Shit. Immediately I thought about the baby he had no clue about. The baby that was still very much on my conscience because I’d had to keep quiet about the abortion. Here I was, taking comfort from Matt, confident enough of his regard to spew out secrets I’d never told anybody before about my past, when all the time I was keeping a huge secret from him. And I’d just asked him to do the very same thing for me. Jesus, what a mess. A dirty, stinking mess.

“What ...,” I started, trying to speak normally, stopping to lick my lips. “What d’you think about that?”

“You mean about not becoming a father? I don’t really think about it, to be honest. It’s just the way things are. Like I say, until very recently I’d no idea it was in Alex’s plans either.”

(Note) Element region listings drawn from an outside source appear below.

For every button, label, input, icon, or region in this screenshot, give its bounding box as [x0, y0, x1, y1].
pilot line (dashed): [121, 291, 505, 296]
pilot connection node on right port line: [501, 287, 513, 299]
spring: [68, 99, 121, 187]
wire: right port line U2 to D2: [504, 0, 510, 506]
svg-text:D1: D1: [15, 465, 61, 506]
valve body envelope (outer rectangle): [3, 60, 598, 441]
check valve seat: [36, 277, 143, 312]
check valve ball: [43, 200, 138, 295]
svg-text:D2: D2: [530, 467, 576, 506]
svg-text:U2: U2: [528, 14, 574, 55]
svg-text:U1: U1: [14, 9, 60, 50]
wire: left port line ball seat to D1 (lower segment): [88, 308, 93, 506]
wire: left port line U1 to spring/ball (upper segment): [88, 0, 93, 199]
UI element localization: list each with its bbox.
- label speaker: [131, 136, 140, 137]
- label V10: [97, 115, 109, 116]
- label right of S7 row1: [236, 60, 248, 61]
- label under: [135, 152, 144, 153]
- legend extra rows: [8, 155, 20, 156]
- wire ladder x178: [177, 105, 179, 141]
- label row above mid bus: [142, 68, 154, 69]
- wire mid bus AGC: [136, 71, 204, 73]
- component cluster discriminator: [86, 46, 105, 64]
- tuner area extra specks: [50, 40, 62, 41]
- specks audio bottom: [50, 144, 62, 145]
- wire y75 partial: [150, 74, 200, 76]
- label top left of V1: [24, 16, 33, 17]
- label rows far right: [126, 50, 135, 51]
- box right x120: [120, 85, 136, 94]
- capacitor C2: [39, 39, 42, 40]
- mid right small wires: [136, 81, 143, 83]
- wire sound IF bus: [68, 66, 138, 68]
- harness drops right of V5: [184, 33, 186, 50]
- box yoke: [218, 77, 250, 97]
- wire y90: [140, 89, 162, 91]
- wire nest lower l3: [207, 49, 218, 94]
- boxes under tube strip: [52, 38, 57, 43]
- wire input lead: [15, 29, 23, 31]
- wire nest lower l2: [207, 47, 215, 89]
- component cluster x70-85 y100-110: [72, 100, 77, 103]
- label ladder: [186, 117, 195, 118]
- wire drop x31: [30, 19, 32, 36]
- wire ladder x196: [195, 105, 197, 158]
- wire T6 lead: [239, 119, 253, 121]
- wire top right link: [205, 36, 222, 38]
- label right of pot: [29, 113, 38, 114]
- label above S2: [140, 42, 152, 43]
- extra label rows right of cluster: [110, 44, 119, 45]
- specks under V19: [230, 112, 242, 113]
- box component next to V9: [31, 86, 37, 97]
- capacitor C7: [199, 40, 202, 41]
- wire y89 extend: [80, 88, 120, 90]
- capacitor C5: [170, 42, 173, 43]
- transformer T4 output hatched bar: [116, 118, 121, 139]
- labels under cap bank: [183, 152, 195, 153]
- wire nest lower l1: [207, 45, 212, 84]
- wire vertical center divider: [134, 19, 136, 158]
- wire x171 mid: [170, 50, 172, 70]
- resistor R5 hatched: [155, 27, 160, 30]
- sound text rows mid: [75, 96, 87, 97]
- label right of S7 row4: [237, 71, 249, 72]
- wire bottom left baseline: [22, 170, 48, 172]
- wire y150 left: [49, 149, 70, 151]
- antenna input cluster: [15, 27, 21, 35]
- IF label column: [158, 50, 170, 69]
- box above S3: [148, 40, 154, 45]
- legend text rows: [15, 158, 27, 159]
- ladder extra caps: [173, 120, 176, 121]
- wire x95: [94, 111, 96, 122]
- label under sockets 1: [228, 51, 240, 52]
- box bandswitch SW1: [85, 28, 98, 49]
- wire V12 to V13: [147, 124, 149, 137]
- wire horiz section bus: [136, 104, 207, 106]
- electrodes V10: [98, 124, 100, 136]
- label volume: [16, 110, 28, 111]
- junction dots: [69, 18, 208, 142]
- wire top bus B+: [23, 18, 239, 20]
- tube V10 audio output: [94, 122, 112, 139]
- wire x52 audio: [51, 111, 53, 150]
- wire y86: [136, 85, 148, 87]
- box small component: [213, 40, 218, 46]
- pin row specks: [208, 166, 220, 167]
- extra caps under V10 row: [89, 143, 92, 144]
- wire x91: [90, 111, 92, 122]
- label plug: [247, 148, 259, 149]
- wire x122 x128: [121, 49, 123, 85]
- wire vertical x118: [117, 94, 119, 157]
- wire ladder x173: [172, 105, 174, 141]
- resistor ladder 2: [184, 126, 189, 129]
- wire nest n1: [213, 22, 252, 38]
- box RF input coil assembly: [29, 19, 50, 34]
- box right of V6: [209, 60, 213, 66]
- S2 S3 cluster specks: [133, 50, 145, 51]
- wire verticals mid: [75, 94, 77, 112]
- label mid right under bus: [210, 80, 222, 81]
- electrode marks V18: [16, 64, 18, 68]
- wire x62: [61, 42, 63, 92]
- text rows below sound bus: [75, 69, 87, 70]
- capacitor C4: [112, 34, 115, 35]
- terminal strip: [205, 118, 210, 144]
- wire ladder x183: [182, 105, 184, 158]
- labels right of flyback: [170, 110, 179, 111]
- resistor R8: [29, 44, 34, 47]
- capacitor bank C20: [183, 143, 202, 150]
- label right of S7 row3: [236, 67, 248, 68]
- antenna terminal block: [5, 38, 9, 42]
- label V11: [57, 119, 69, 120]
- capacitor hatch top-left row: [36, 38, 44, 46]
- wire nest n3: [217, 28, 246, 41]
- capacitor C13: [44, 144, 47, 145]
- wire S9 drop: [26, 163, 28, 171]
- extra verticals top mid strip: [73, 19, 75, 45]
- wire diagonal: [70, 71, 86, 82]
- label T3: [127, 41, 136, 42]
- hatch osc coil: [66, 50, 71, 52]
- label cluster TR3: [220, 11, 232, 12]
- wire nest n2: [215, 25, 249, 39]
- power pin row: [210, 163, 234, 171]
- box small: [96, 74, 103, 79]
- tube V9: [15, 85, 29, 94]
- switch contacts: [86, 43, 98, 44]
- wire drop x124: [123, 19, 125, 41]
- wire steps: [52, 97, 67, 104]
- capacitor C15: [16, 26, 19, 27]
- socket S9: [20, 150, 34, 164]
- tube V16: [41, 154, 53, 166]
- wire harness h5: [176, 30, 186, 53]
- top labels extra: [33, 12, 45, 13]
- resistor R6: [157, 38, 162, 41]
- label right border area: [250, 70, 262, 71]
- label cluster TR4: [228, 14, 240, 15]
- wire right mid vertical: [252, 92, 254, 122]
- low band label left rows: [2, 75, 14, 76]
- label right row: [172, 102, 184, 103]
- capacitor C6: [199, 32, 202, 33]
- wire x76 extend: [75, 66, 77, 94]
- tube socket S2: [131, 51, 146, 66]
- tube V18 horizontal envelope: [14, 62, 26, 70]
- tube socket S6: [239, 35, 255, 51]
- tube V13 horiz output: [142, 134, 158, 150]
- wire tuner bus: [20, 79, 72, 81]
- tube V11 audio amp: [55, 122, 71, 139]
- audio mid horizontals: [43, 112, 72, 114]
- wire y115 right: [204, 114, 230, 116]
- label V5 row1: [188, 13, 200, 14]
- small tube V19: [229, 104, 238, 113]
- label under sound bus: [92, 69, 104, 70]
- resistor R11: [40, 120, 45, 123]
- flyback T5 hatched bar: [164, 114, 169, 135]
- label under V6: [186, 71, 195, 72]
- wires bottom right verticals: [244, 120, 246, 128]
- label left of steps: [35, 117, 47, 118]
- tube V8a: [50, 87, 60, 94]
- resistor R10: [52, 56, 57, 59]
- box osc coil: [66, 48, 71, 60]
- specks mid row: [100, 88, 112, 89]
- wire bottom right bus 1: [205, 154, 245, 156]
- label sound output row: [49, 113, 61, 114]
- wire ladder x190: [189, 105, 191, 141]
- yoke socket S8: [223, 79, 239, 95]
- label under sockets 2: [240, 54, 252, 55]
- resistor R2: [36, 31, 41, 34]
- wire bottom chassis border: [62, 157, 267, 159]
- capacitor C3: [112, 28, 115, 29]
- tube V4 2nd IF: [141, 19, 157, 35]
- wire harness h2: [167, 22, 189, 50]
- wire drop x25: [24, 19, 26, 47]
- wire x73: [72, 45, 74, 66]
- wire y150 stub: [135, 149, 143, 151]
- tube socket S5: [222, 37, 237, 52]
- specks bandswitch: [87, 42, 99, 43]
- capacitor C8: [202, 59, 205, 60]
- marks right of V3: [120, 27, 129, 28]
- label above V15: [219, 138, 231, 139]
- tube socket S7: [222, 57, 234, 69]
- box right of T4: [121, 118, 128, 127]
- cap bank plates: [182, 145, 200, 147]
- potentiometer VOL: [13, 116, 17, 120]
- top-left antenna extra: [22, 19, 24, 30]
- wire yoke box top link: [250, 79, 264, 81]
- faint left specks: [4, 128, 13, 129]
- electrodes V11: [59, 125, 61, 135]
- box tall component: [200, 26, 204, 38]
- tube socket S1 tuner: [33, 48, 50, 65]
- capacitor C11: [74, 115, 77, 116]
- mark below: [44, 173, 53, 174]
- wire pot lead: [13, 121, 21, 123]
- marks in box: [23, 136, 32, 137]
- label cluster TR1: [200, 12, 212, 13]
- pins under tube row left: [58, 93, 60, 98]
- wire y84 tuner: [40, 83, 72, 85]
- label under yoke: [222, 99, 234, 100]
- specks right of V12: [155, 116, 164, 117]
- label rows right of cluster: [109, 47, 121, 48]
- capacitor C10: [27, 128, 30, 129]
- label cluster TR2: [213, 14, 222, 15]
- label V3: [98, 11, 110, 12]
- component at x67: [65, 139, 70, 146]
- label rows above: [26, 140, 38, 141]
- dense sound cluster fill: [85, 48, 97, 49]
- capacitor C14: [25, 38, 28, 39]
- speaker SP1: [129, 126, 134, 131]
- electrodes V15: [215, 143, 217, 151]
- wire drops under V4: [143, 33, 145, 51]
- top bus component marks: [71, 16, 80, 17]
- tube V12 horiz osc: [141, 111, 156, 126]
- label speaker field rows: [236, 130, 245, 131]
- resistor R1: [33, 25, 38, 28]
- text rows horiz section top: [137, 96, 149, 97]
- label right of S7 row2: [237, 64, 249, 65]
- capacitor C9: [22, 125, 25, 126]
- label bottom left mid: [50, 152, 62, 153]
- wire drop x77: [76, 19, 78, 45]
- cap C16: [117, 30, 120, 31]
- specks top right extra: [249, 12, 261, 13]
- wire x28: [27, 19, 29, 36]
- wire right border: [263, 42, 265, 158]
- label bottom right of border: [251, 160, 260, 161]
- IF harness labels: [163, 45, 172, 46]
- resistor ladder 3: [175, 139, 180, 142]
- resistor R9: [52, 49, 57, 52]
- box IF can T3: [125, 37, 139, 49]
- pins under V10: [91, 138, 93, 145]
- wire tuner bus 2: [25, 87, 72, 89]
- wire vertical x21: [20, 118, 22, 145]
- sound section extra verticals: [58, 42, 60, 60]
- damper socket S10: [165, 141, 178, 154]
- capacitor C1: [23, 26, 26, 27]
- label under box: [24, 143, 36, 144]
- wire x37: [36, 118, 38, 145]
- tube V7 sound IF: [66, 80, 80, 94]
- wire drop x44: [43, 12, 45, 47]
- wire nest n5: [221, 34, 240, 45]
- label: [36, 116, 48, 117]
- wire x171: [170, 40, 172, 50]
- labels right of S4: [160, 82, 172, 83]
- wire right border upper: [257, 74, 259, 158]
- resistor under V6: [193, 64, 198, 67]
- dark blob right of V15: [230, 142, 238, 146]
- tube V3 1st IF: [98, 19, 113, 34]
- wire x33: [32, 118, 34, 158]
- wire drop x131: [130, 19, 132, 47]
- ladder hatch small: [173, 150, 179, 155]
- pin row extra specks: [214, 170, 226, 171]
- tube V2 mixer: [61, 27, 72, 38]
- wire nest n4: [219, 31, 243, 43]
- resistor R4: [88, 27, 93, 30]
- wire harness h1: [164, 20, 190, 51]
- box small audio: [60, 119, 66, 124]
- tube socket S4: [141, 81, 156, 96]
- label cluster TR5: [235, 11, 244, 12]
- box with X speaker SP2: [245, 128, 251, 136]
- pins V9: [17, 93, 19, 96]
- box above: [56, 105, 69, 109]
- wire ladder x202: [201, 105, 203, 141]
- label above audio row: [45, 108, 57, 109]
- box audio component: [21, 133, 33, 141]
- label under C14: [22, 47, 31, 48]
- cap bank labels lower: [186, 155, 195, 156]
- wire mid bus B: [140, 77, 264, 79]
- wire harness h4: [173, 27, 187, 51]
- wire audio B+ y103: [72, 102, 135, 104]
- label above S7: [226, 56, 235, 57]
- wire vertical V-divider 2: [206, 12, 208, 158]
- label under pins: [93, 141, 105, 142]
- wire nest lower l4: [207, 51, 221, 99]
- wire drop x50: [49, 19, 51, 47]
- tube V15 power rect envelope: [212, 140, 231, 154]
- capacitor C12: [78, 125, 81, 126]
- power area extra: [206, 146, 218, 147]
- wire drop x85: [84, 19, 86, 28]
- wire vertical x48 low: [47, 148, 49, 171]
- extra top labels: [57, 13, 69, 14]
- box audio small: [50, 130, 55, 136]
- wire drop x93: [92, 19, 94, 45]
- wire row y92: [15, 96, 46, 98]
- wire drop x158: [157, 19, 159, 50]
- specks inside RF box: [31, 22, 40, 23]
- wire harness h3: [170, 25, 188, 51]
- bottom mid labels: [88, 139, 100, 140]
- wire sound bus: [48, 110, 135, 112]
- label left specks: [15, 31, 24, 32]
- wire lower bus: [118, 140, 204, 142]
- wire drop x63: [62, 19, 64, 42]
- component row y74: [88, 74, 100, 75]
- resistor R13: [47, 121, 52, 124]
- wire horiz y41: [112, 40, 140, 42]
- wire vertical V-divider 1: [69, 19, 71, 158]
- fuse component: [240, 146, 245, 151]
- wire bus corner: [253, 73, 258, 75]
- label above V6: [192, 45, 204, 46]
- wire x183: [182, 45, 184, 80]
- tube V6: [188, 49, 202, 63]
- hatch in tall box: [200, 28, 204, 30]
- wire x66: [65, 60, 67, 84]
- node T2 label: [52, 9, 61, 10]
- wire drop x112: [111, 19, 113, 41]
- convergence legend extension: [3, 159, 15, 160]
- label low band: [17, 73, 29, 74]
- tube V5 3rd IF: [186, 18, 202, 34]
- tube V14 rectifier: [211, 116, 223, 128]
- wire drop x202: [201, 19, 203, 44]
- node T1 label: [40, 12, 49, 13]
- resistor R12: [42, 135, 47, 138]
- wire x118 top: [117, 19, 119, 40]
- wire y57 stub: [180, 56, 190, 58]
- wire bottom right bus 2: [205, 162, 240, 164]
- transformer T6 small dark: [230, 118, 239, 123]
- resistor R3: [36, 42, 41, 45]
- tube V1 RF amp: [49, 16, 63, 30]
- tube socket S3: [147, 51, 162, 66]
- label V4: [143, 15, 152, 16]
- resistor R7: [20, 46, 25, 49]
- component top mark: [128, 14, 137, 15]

He turned to face me in the darkness. “You have to speak to him, Lily. Not just about not wanting children, but about the wedding too. Janice has always been really good to me, but it’s wrong, what she’s asking of you.”

The feeling of intimacy was back again. That feeling of being fundamentally understood. But this time it was tempered by my shame. Matt deserved better.

I looked down at the ground. “Some would say I’m selfish not to give her what she wants, when she’s dying.”

“You can’t just get married and have a child to please other people.”

I nodded. He was right; I couldn’t. But it was one thing to know it, and another thing to try to convince Alex.